The assessing of damages for that which is to take place in the future must in nearly every case border on speculation. We dare say that there has hardly ever been a verdict rendered in this class of cases in which the belief of the jury was ultimately *22vindicated, or in which, their calculation of the damages was ever exactly verified by the events which followed. In the case of Southern Ry. Co. v. Decker, 5 Ga. App. 21 (62 S. E. 678), we referred to the fact that any effort on the part of the jury to fix the value of a man's life is the veriest speculation. Yet the law has not yet found a surer or safer means for settling this problematic question than to leave it to the honest belief of an intelligent jury. Once finally settled, the question must remain settled. Suppose we should grant a new trial in this very case, and that next time the jury, believing that the plaintiff would be able to wear cork legs, should reduce the amount of his damages to a sum considerably less than was found by the former jury, and subsequently it should develop that the opinion of this jury turned out to be incorrect, that as 'the plaintiff grew older and perhaps more fleshy, he was unable to sustain himself on artificial limbs; he would with equal face be entitled to demand.still another trial, in order that the sum might be restored to that assessed by the first jury; and so on ad finitum. A very appropriate example is within the knowledge of the writer of this opinion. During the civil war his father lost a leg and for a few months was able to wear an artificial limb. In a short while, however, he began to take on flesh and found that he could not stand the pressure necessary upon the cork leg. It thereupon became necessary for him to discard it, and for the rest of his life he went on crutches. It is a matter of common knowledge that the fact that a person who has suffered an amputation is temporarily able to wear an artificial limb gives no positive assurance of the fact that he will be able to do so for any great length of time thereafter.

Verdicts of juries, based on probabilities as they appear at the trials, must stand, when approved at the time by the trial judge, unless they are set aside for some error of law, or unless it appear that they were the result of bias or prejudice or mistake. Sometimes the damages awarded are too little, sometimes too large.. It ought to not be so, but it is so.

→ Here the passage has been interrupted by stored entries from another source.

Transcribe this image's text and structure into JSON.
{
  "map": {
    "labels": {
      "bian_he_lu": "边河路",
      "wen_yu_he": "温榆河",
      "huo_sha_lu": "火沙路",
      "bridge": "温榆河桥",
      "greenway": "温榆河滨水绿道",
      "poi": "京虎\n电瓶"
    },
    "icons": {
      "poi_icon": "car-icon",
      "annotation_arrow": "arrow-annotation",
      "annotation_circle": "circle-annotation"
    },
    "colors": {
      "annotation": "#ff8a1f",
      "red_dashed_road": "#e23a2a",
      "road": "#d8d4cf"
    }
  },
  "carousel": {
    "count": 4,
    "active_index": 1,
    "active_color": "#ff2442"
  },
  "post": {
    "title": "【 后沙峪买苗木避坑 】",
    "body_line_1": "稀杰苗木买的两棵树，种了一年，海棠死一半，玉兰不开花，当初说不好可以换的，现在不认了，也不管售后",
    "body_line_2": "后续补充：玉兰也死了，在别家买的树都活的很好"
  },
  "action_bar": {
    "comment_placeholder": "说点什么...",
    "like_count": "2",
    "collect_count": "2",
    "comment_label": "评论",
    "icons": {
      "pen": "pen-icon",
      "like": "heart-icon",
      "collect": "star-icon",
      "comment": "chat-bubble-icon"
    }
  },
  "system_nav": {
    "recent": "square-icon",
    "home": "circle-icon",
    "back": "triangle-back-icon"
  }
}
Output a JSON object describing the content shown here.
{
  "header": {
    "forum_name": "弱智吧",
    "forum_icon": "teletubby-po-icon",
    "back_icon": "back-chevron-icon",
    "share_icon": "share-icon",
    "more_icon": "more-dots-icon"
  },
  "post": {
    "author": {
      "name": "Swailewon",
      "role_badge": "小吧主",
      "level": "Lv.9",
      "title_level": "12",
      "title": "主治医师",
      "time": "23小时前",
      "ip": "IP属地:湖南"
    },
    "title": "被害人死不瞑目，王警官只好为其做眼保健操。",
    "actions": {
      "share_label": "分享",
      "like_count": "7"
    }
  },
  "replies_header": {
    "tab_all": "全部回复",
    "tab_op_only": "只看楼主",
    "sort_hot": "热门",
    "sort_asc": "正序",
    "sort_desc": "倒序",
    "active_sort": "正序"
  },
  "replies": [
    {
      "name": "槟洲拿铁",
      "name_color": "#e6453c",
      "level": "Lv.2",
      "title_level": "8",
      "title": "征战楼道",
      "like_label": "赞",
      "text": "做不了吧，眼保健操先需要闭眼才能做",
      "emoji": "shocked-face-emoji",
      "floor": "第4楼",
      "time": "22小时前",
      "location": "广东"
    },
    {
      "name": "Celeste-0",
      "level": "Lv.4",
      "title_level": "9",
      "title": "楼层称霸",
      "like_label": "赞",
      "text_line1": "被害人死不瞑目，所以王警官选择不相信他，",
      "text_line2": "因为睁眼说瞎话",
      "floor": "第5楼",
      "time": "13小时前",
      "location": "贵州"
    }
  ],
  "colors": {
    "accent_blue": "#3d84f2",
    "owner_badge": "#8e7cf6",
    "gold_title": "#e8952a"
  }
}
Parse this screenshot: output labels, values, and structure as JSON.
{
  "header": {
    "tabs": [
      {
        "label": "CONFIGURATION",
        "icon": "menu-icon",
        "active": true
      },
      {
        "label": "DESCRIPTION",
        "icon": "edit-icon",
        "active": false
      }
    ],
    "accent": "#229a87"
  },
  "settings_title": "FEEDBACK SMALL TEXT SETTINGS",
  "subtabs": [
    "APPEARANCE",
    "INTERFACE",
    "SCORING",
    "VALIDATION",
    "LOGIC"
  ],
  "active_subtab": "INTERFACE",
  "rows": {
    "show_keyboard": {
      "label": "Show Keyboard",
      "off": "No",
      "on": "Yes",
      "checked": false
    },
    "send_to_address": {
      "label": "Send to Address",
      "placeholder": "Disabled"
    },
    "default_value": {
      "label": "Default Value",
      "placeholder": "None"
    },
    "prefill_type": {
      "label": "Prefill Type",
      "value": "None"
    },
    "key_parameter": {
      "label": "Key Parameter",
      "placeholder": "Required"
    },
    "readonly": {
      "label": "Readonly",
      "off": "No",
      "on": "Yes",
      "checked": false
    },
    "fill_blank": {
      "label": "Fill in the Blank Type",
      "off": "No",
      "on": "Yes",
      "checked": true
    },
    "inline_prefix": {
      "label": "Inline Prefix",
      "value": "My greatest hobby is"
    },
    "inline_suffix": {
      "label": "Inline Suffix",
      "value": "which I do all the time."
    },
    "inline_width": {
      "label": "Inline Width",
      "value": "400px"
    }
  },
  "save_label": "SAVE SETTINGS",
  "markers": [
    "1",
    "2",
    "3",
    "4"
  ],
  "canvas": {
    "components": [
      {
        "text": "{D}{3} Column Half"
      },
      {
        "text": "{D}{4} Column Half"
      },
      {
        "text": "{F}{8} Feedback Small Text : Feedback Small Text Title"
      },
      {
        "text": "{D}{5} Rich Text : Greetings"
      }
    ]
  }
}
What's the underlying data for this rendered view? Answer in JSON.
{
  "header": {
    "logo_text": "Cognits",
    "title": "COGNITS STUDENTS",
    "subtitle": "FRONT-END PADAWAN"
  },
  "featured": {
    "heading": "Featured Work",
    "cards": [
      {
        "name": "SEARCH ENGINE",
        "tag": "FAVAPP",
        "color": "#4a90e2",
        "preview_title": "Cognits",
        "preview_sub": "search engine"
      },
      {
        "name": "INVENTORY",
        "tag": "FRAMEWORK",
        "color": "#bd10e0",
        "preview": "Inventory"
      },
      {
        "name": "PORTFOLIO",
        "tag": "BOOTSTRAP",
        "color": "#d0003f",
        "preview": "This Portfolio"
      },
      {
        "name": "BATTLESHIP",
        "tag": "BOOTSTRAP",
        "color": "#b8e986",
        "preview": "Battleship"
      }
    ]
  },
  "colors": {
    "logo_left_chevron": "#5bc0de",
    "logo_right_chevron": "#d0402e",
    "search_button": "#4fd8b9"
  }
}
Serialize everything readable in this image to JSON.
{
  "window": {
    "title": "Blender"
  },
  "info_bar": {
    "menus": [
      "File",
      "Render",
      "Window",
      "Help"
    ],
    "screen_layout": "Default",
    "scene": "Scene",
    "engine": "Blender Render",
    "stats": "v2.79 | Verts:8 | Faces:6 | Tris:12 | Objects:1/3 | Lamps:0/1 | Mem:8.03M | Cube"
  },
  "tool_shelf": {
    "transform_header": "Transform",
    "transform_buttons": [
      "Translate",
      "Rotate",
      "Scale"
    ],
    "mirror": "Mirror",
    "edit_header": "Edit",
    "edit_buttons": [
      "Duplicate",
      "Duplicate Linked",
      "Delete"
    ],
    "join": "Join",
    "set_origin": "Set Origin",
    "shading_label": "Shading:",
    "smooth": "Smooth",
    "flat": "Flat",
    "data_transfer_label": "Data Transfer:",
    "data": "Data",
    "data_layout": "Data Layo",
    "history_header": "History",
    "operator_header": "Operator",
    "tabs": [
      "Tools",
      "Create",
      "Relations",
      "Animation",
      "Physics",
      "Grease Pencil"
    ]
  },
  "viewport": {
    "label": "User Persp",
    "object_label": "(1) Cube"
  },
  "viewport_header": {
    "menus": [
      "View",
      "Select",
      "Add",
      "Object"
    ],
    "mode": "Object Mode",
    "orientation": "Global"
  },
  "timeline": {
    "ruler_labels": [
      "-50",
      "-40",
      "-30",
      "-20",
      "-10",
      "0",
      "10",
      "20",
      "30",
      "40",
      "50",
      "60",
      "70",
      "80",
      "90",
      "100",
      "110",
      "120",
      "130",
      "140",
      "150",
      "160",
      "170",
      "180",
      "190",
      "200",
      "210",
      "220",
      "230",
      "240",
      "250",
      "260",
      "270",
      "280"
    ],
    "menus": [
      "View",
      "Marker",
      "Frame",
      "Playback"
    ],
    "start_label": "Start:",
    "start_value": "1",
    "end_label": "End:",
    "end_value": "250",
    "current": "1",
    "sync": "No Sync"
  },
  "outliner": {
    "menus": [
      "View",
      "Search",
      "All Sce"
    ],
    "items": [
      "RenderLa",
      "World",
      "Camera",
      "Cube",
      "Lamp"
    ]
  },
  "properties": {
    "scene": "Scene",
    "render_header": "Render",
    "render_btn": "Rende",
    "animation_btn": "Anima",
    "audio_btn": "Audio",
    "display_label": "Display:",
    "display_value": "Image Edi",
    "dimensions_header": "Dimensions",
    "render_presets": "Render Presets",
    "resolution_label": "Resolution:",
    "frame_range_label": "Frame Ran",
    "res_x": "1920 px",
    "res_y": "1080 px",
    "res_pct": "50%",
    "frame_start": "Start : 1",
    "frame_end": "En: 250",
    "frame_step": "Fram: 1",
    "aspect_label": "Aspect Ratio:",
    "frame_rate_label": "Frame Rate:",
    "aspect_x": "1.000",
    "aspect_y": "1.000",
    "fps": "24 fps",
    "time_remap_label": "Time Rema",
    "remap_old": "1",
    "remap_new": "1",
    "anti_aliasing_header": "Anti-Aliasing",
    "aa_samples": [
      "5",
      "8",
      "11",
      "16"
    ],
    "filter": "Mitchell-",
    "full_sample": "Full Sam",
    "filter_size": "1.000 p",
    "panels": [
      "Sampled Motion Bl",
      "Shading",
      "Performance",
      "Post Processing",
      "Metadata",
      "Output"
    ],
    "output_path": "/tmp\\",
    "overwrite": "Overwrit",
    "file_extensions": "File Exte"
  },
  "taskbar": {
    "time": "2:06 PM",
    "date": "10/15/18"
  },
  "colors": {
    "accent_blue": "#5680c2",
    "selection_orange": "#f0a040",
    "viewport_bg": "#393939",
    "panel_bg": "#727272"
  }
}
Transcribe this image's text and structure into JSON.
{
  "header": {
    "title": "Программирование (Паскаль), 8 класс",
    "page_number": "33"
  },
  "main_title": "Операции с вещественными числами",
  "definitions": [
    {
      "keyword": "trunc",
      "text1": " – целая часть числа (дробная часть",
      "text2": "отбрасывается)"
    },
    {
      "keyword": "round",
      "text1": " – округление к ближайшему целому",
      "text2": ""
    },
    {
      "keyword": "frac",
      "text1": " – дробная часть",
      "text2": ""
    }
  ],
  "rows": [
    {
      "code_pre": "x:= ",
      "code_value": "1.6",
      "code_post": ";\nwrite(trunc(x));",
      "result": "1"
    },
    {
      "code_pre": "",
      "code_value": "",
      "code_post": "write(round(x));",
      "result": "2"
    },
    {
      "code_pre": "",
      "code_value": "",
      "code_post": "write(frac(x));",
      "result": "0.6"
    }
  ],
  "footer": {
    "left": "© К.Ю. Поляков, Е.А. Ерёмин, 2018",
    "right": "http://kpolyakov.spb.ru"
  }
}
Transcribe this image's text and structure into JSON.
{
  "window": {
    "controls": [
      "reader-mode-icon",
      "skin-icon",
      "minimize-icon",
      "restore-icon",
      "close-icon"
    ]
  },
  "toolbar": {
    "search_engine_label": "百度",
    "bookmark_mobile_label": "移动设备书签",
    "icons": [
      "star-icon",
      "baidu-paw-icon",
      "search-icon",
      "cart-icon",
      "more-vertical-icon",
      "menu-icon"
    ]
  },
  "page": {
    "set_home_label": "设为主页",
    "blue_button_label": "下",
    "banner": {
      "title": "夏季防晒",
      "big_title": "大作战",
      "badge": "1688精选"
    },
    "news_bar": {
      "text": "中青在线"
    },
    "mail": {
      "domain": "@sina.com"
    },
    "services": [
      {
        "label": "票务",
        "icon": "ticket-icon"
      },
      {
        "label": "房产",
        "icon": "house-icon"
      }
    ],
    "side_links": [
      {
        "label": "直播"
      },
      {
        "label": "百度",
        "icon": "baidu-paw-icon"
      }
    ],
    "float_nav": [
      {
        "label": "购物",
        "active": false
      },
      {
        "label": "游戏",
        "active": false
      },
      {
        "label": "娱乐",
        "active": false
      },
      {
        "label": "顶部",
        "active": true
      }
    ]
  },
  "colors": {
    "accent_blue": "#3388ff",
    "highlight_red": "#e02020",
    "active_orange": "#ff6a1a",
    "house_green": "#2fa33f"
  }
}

It is but one of the defects in the system of trial by jury as to which legislative ingenuity has not yet found any efficacious or appropriate safeguard. If courts undertook to grant new trials whenever future events disclosed such a state of facts as to render it probable that the verdict of the jury was wrong, or whenever the spinal injury or the "trau*23matic neurasthenia” of the but-little-scarred victim of a railway •accident showed marked improvement as a result of getting the company’s check in settlement of the verdict, the courts would hardly find time to dispose of any new business, on account of retrials of matters supposed to have been finally disposed of. We have no doubt that there would be many instances of swift and sudden recurrence of traumatic neurasthenia and other like favorite diseases common to personal injury plaintiffs, if the courts should begin to grant new trials in such cases.

After a careful consideration of the matter, we are of the opinion that the trial judge properly refused to grant the extraordinary motion for a new trial; that the applicant’s contention is plainly not meritorious; and, in accordance with the rule already discussed, we decline to grant the mandamus nisi. Mandamus nisi refused.